Daraufhin hatte sie es aufgegeben, aber seitdem kam er wieder regelmäßig, nahm seinen Kuchen aber jedes Mal mit, anstatt ihn hier im Café zu verzehren.
Die anderen Gäste allerdings waren sofort begeistert gewesen von der Idee. So wie die nette Frau Sieveking und ihre Freundin Frau Hachmeister. Sie kamen pünktlich an jedem Donnerstag gemeinsam her, um hier zu frühstücken. Heute allerdings trat Frau Sieveking allein durch die Tür und steuerte gleich den für sie reservierten Tisch an und setzte sich, im Gegensatz zu sonst, etwas schwerfällig hin.
„Hallo, guten Morgen, Frau Sieveking!
Kommt Frau Hachmeister heute etwas später?“, erkundigte sich Annett.
„Nein, das ist es ja. Sie kann gar nicht kommen. Wir mussten sie gestern ins Krankenhaus bringen“, schluchzte Frau Sieveking.

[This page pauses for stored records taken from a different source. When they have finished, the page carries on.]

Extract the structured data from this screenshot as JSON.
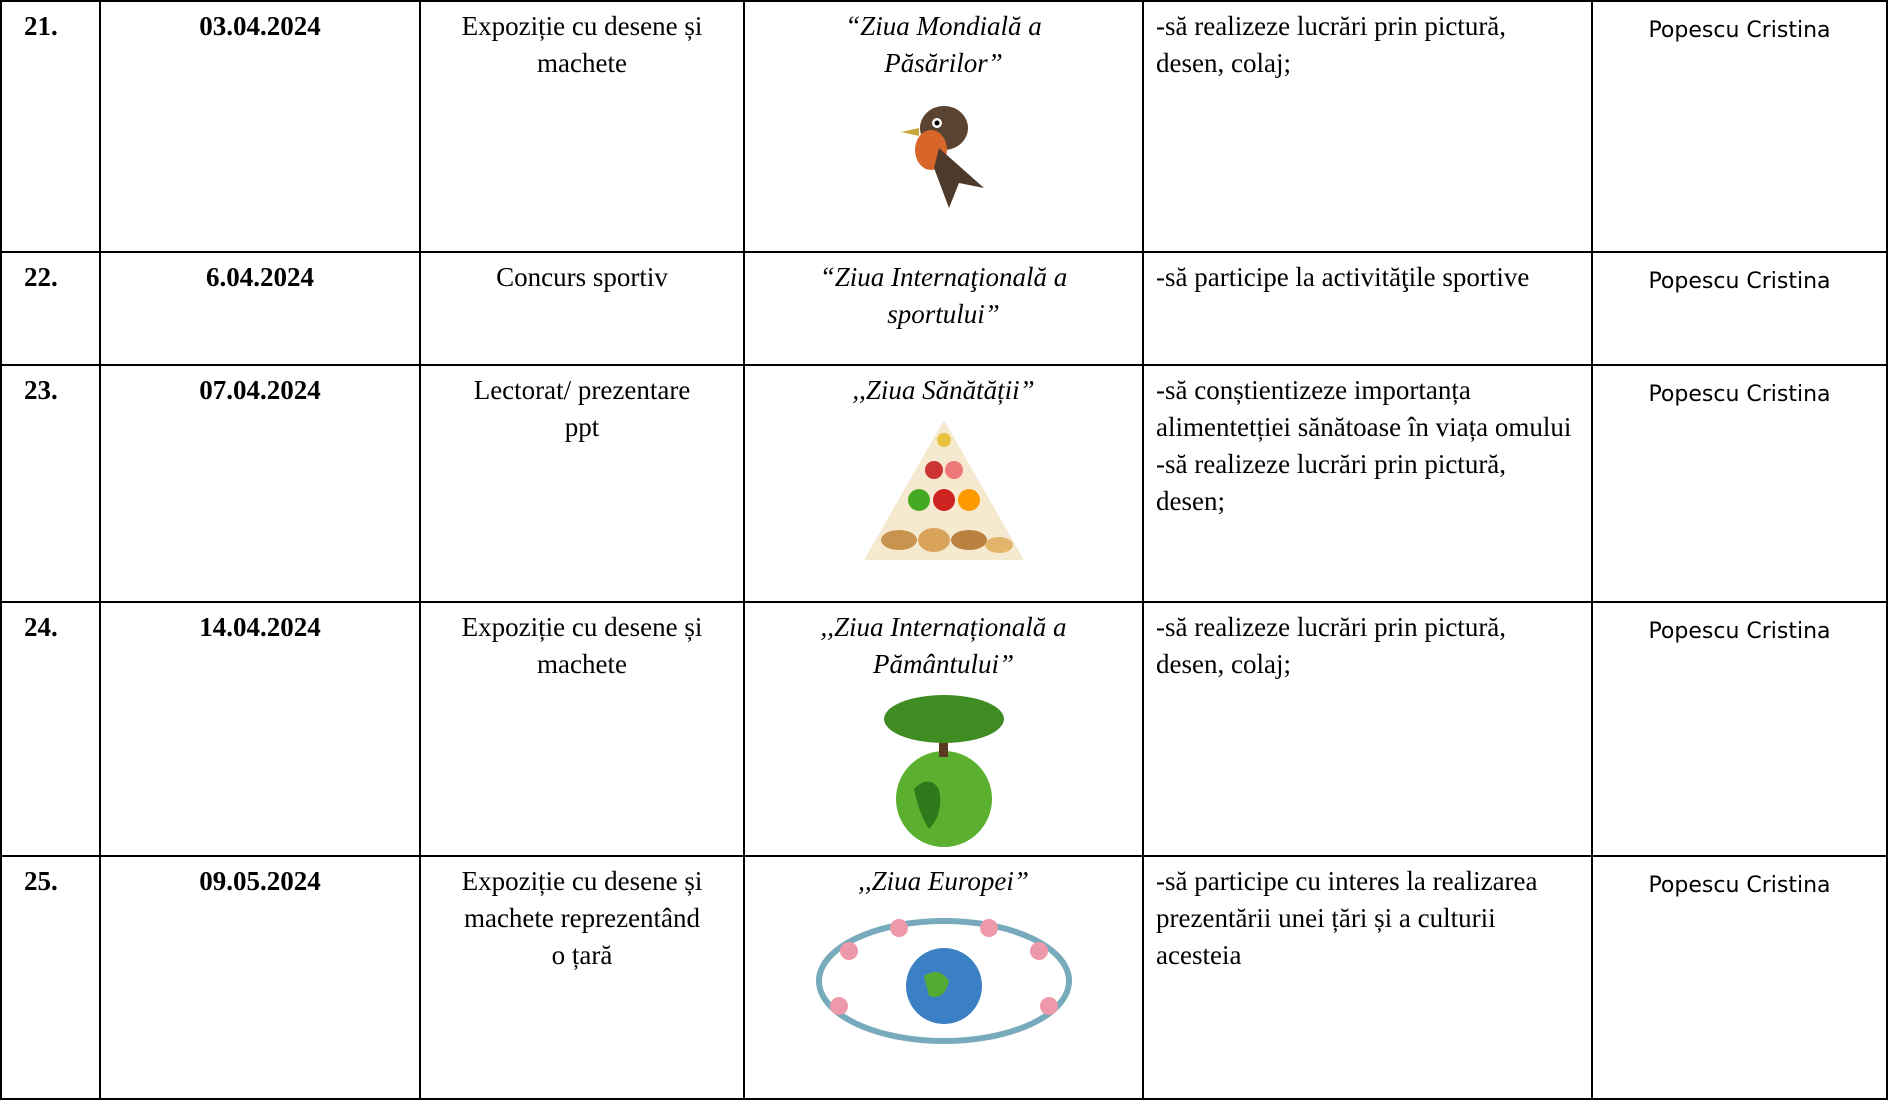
{
  "table": {
    "rows": [
      {
        "number": "21.",
        "date": "03.04.2024",
        "activity": "Expoziție cu desene și machete",
        "title": "“Ziua Mondială a Păsărilor”",
        "objectives": [
          "-să realizeze lucrări prin pictură, desen, colaj;"
        ],
        "teacher": "Popescu Cristina"
      },
      {
        "number": "22.",
        "date": "6.04.2024",
        "activity": "Concurs sportiv",
        "title": "“Ziua Internaţională a sportului”",
        "objectives": [
          "-să participe la activităţile sportive"
        ],
        "teacher": "Popescu Cristina"
      },
      {
        "number": "23.",
        "date": "07.04.2024",
        "activity": "Lectorat/ prezentare ppt",
        "title": ",,Ziua Sănătății”",
        "objectives": [
          "-să conștientizeze importanța alimentetției sănătoase în viața omului",
          "-să realizeze lucrări prin pictură, desen;"
        ],
        "teacher": "Popescu Cristina"
      },
      {
        "number": "24.",
        "date": "14.04.2024",
        "activity": "Expoziție cu desene și machete",
        "title": ",,Ziua Internațională a Pământului”",
        "objectives": [
          "-să realizeze lucrări prin pictură, desen, colaj;"
        ],
        "teacher": "Popescu Cristina"
      },
      {
        "number": "25.",
        "date": "09.05.2024",
        "activity": "Expoziție cu desene și machete reprezentând o țară",
        "title": ",,Ziua Europei”",
        "objectives": [
          "-să participe cu interes la realizarea prezentării unei țări și a culturii acesteia"
        ],
        "teacher": "Popescu Cristina"
      }
    ]
  }
}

Jetzt erst fiel Annett auf, wie blass und angegriffen die alte Dame aussah. Das musste für Frau Sieveking ein schwerer Schlag gewesen sein, denn soweit sie wusste, waren beide Frauen verwitwet und seither so gut wie unzertrennlich. Betroffen schaute sie ihre Kundin an und sagte schließlich etwas unsicher: „Das tut mir wirklich sehr leid! Ich denke, ich bringe Ihnen am besten erst einmal eine Tasse Kaffee und dann erzählen Sie mir was los ist, nicht wahr?“
Schon ein wenig getröstet nickte Frau Sieveking dankbar, und Annett eilte in die Küche, um für sie Kaffee zu holen. Zum Glück war es so früh am Morgen noch nicht sehr voll im Café. Ihre Aushilfe Christine würde die Arbeit sicher eine Weile allein bewältigen. Nur einen Augenblick später saß sie mit Frau Sieveking am Tisch und ermunterte sie ihr alles zu berichten. Etwas umständlich putzte ihre Kundin zunächst einmal ihre Brille, bedankte sich für den Kaffee und meinte: „Essen möchte ich heute Morgen nichts, das werden Sie verstehen, Kindchen!“
„Natürlich“, nickte Annett.
Sogar Kater Vincent konnte in solchen Augenblicken viel ungeahnte Empathie entwickeln, wie sie erstaunt feststellte. Denn er hatte sich vor Frau Sieveking aufgebaut und schaute sie unverwandt an. Die beugte sich zu ihm hinunter, streichelte ihn und sagte dann: „Wie gut, dass Du da bist!“, was wiederum von Vincent mit lautem Schnurren quittiert wurde. Dann hatte sich Frau Sieveking wieder gefasst und berichtete, dass sie gestern „auf einen Sprung“, wie sie es nannte, bei ihrer Freundin vorbeigeschaut hatte. Zum Glück, denn kaum hatte ihr Frau Hachmeister die Tür geöffnet, war sie plötzlich ohnmächtig geworden.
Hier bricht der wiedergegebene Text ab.